The success or failure of any company/organization depends on its leadership, particularly the chief executive officer (CEO), who is responsible in the over-all management of the company. The character, decision-making, and management strategies of a CEO reveals his capability in achieving the goals of the company. We mentioned many these traits in our article, Best CEOs of 2012.
The year 2012 was an undoubtedly challenging one for many CEOs, due to the instability of the economy worldwide. Some were successful in maintaining the growth of their companies, others struggled, and some others failed and were surrounded with controversies. Finally, we used our own proprietary technology to make the final decisions. The list of the worst CEOs below:
1. Aubrey McClendon of Chesapeake Energy Corporation (NYSE:CHK)
McClendon was likely the most controversial CEO in 2012 because of conflict of interests. Reuters revealed his undisclosed borrowings against his stakes in Chesapeake wells worth $1.1 billion, over the past three years, prompting government regulators to investigate the issue. His extravagant lifestyle while mixing his personal and company interests, and schemes in trying to avoid bidding against Encana in order to lower the land prices in Michigan also made the headlines. He was pressured to resign as chairman of the company, and to terminate the Founder Well Participation Program (FWPP), a benefit that allows him to purchase 2.5% stake in wells drilled by Chesapeake Energy Corporation (NYSE:CHK). Over the past year, the company’s market value declined significantly, and it is facing a cash shortage of $18.6 billion until next year.
2. Brian Dunn, of Best Buy Co, Inc (NYSE:BBY) (Resigned last April)
Dunn served as CEO of Best Buy Co, Inc. (NYSE:BBY) from 2009 until his resignation in April 2012, after the board of directors of the company launched an investigation regarding his personal misconduct, but not related to company’s financial controls or management. He was allegedly involved in an inappropriate relationship with a subordinate. During his leadership, Dunn failed to improve the financial performance of the company, instead the stock value of the company dropped by more than 30 percent. The company suffered $1.7 billion losses during its fourth quarter earnings report, and announced plans to close 50 stores. His turnaround strategy, which is focused on cost cutting, and shares buy back didn’t work. Furthermore, he failed to lead the employees of the company in providing good services to consumers.
3. Andrew Mason of Groupon Inc (NASDAQ:GRPN)
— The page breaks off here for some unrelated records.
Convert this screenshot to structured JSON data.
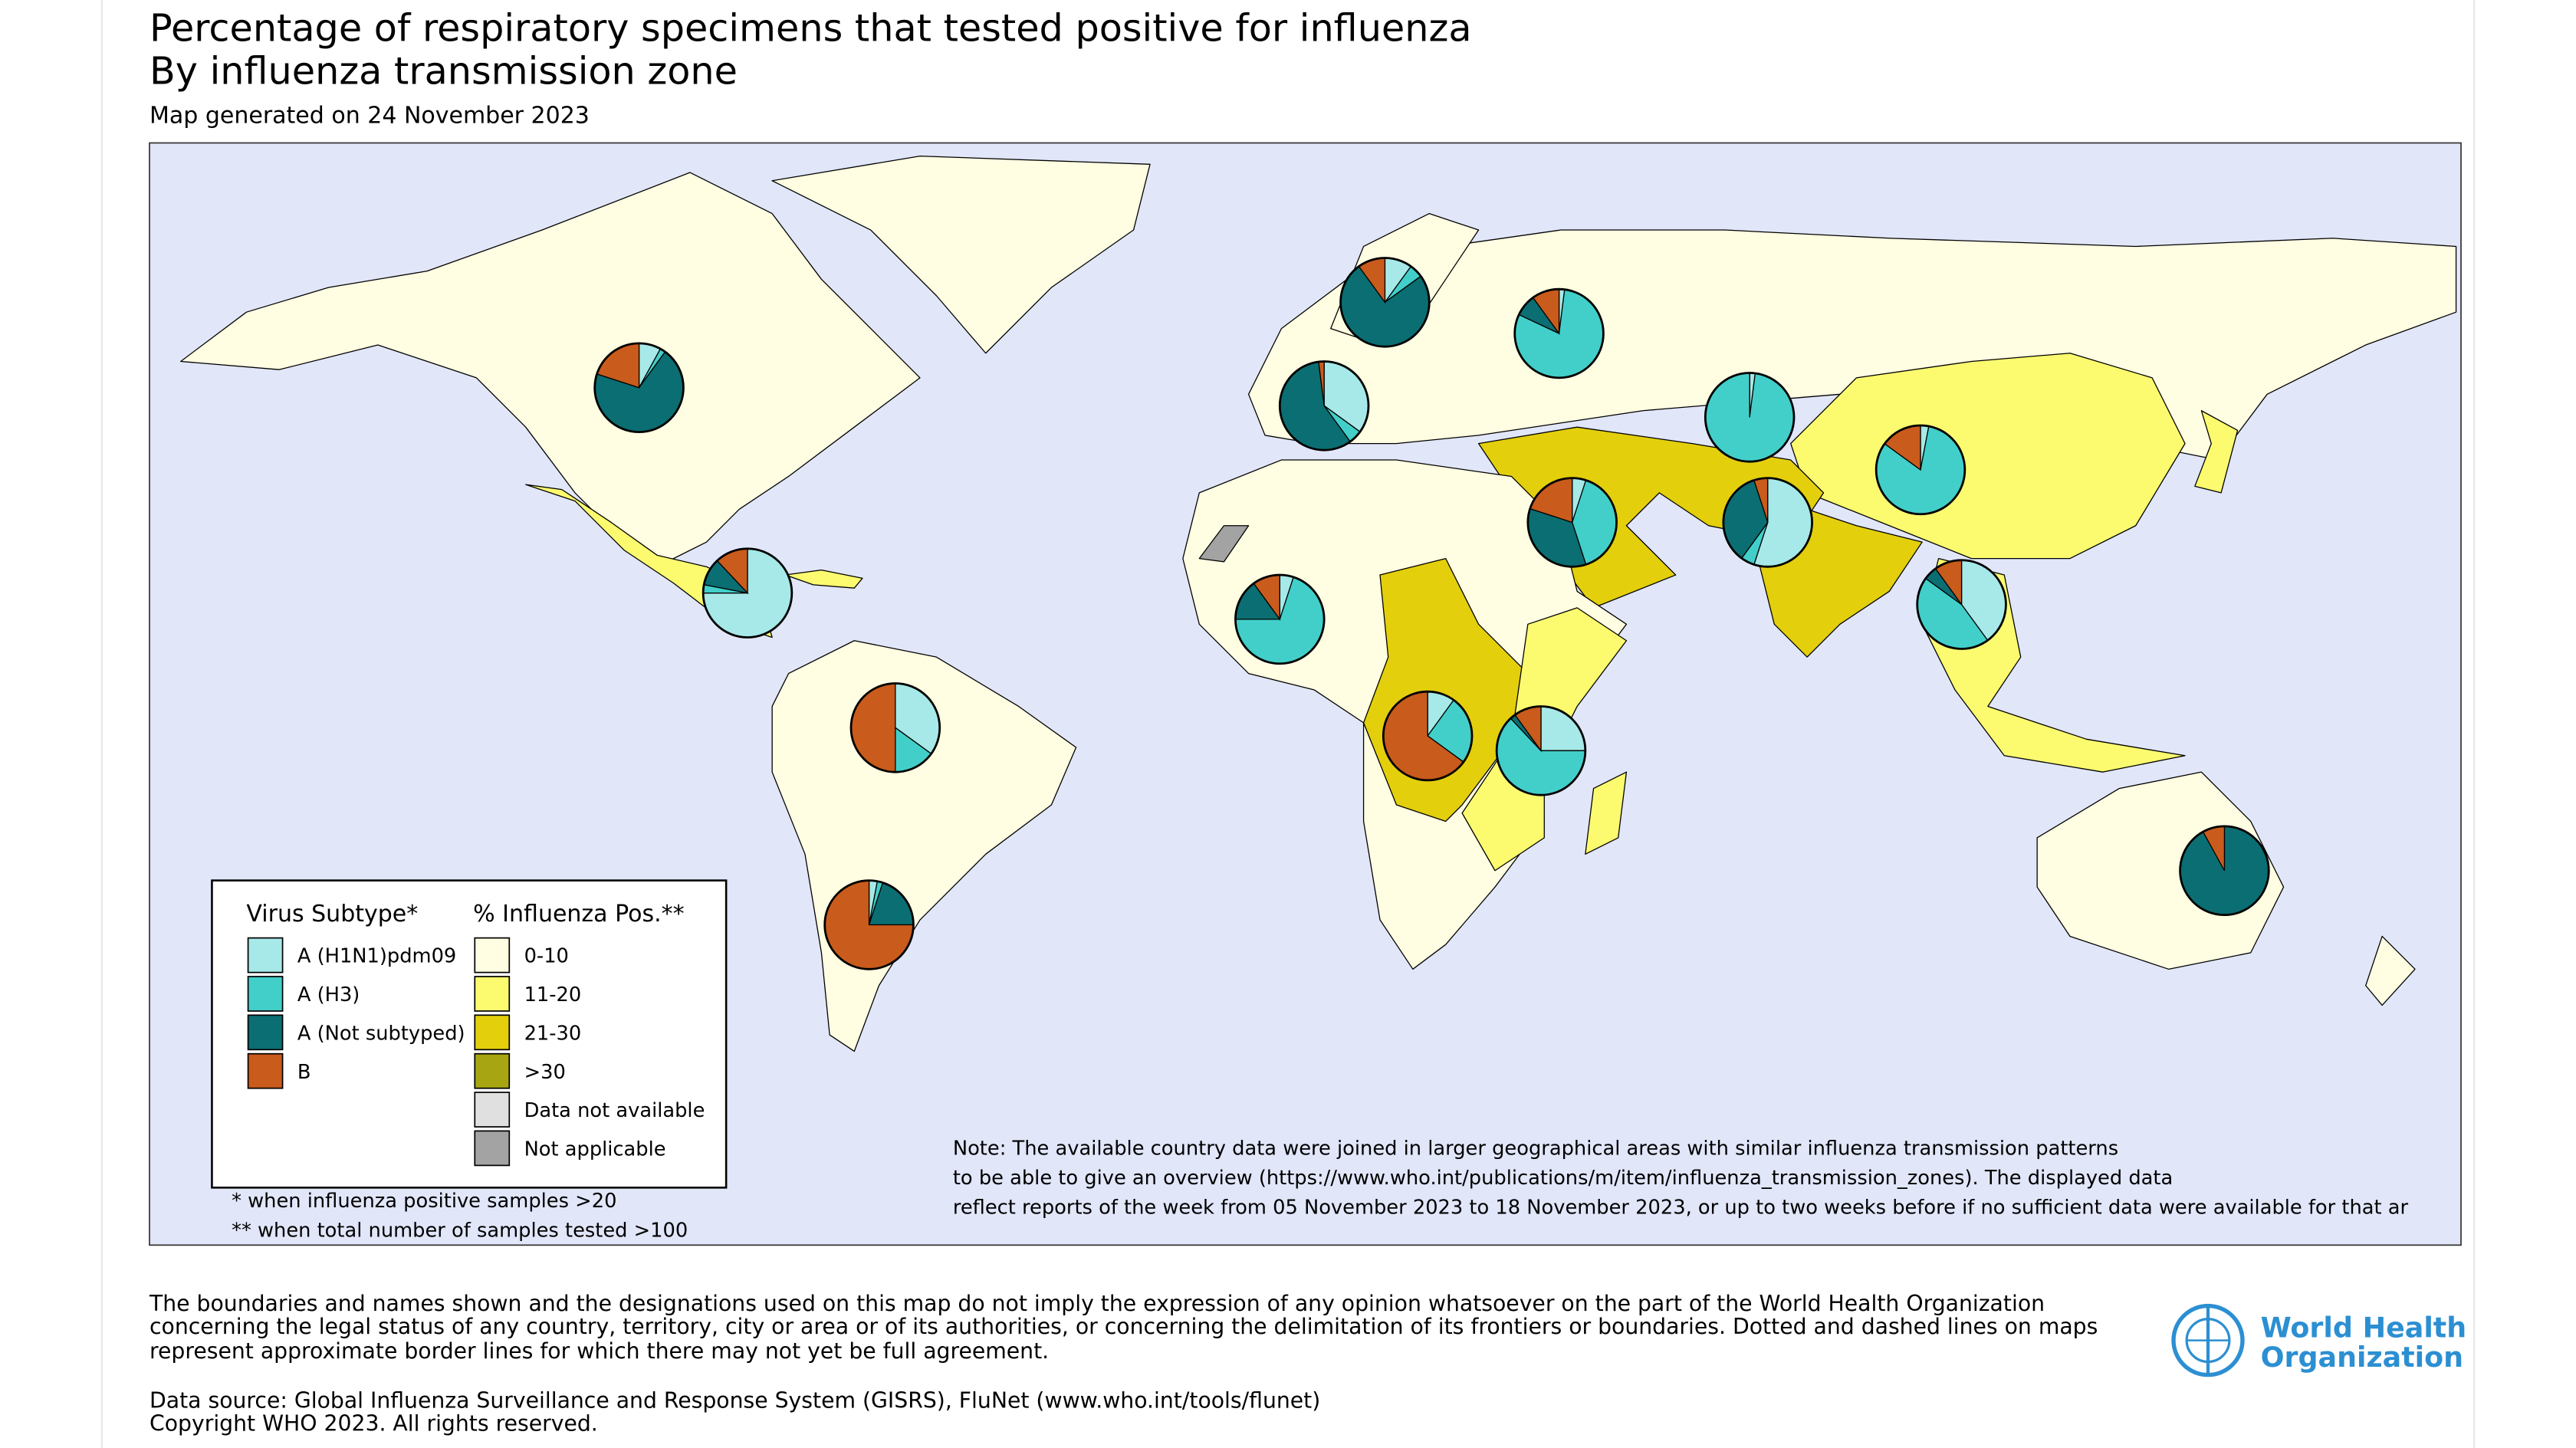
{
  "header": {
    "title_line1": "Percentage of respiratory specimens that tested positive for influenza",
    "title_line2": "By influenza transmission zone",
    "generated": "Map generated on 24 November 2023"
  },
  "map": {
    "subtype_legend_title": "Virus Subtype*",
    "positivity_legend_title": "% Influenza Pos.**",
    "subtypes": [
      {
        "label": "A (H1N1)pdm09",
        "color": "#a6e9e8"
      },
      {
        "label": "A (H3)",
        "color": "#42cfc9"
      },
      {
        "label": "A (Not subtyped)",
        "color": "#0b6e72"
      },
      {
        "label": "B",
        "color": "#c95b1c"
      }
    ],
    "positivity": [
      {
        "label": "0-10",
        "color": "#fffde2"
      },
      {
        "label": "11-20",
        "color": "#fcfb70"
      },
      {
        "label": "21-30",
        "color": "#e3cf0c"
      },
      {
        "label": ">30",
        "color": "#a7a612"
      },
      {
        "label": "Data not available",
        "color": "#e0e0e0"
      },
      {
        "label": "Not applicable",
        "color": "#a3a3a3"
      }
    ],
    "pies": [
      {
        "values": [
          8,
          2,
          70,
          20
        ]
      },
      {
        "values": [
          75,
          3,
          10,
          12
        ]
      },
      {
        "values": [
          35,
          15,
          0,
          50
        ]
      },
      {
        "values": [
          3,
          2,
          20,
          75
        ]
      },
      {
        "values": [
          10,
          5,
          75,
          10
        ]
      },
      {
        "values": [
          2,
          80,
          8,
          10
        ]
      },
      {
        "values": [
          35,
          5,
          58,
          2
        ]
      },
      {
        "values": [
          2,
          98,
          0,
          0
        ]
      },
      {
        "values": [
          5,
          40,
          35,
          20
        ]
      },
      {
        "values": [
          55,
          5,
          35,
          5
        ]
      },
      {
        "values": [
          3,
          82,
          0,
          15
        ]
      },
      {
        "values": [
          40,
          45,
          5,
          10
        ]
      },
      {
        "values": [
          5,
          70,
          15,
          10
        ]
      },
      {
        "values": [
          10,
          25,
          0,
          65
        ]
      },
      {
        "values": [
          25,
          63,
          2,
          10
        ]
      },
      {
        "values": [
          0,
          0,
          92,
          8
        ]
      }
    ],
    "footnotes": [
      "* when influenza positive samples >20",
      "** when total number of samples tested >100"
    ],
    "note": [
      "Note: The available country data were joined in larger geographical areas with similar influenza transmission patterns",
      "to be able to give an overview (https://www.who.int/publications/m/item/influenza_transmission_zones). The displayed data",
      "reflect reports of the week from 05 November 2023 to 18 November 2023, or up to two weeks before if no sufficient data were available for that ar"
    ]
  },
  "footer": {
    "disclaimer": [
      "The boundaries and names shown and the designations used on this map do not imply the expression of any opinion whatsoever on the part of the World Health Organization",
      "concerning the legal status of any country, territory, city or area or of its authorities, or concerning the delimitation of its frontiers or boundaries. Dotted and dashed lines on maps",
      "represent approximate border lines for which there may not yet be full agreement."
    ],
    "source": [
      "Data source: Global Influenza Surveillance and Response System (GISRS), FluNet (www.who.int/tools/flunet)",
      "Copyright WHO 2023. All rights reserved."
    ],
    "logo": [
      "World Health",
      "Organization"
    ]
  }
}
Mason led his company to go public in November last year with an offering of $20 per share. Since its IPO, the stock price of Groupon Inc (NASDAQ:GRPN) dropped by 80 percent. Its lowest price was $2.60 per share within the 52-week range. The stock is currently trading around $4.78 per share. Under his leadership, some executives of the company resigned, almost 650 employees lost their jobs, and businesses complained about Groupon’s business model and payment practices. Recently, Groupon’s executive chairman, Eric Lefkofsky and co-founder, Brad Keywell pushed for his removal as CEO of the company. Many also raised concerns regarding his experience and capability in leading the company.
4. Mark Pincus of Zynga Inc (NASDAQ:ZNGA)
Pincus co-founded Zynga Inc (NASDAQ:ZNGA) and decided to take the company public with a $9 billion valuation in December last year. Since the social gaming company’s initial public offering at $10 per share, the stock price of the company plunged by more than 70 percent to around $2.35 per share. Pincus decided to acquire OMGPOP, an online gaming website for $200 million. The purchase didn’t help improve the company’s finances; instead it wrote down 50 percent of the acquisition price. Pincus failed to lead the company with a clear strategic vision as demonstrated by the departure of some of its top executives including its CMO, Jeff Karp. Pincus admitted that he felt terrible about the company’s situation and sought advice from Apple Inc (NASDAQ:AAPL's) director and technology veteran, Bill Campbell.
5. Scott Thompson of Yahoo! Inc. (NASDAQ:YHOO) (Resigned after 4 months)
Thompson served as CEO of Yahoo! Inc. (NASDAQ:YHOO) for a short period (4 months). He resigned from his position in May after a scandal relating to his resume. Hedge fund manager, Dan Loeb of Third Point revealed that Thompson’s claim in his resume that he holds a degree in computer science from Stonehill College is a lie. He initiated the filing of a patent lawsuit against Facebook, which was immediately settled by the company after his departure. He also laid off 2,000 employees.
6. Robert “Bob” Diamond, CEO of Barclays (Resigned in July)
Robert “Bob” Diamond became CEO of Barclays Plc (NYSE:BCS) (LON:BARC) in January 2011. Under his leadership, the company had been under pressure over issues on compensation, tax avoidance practices, and its involvement in the Libor Scandal, which prompted his resignation.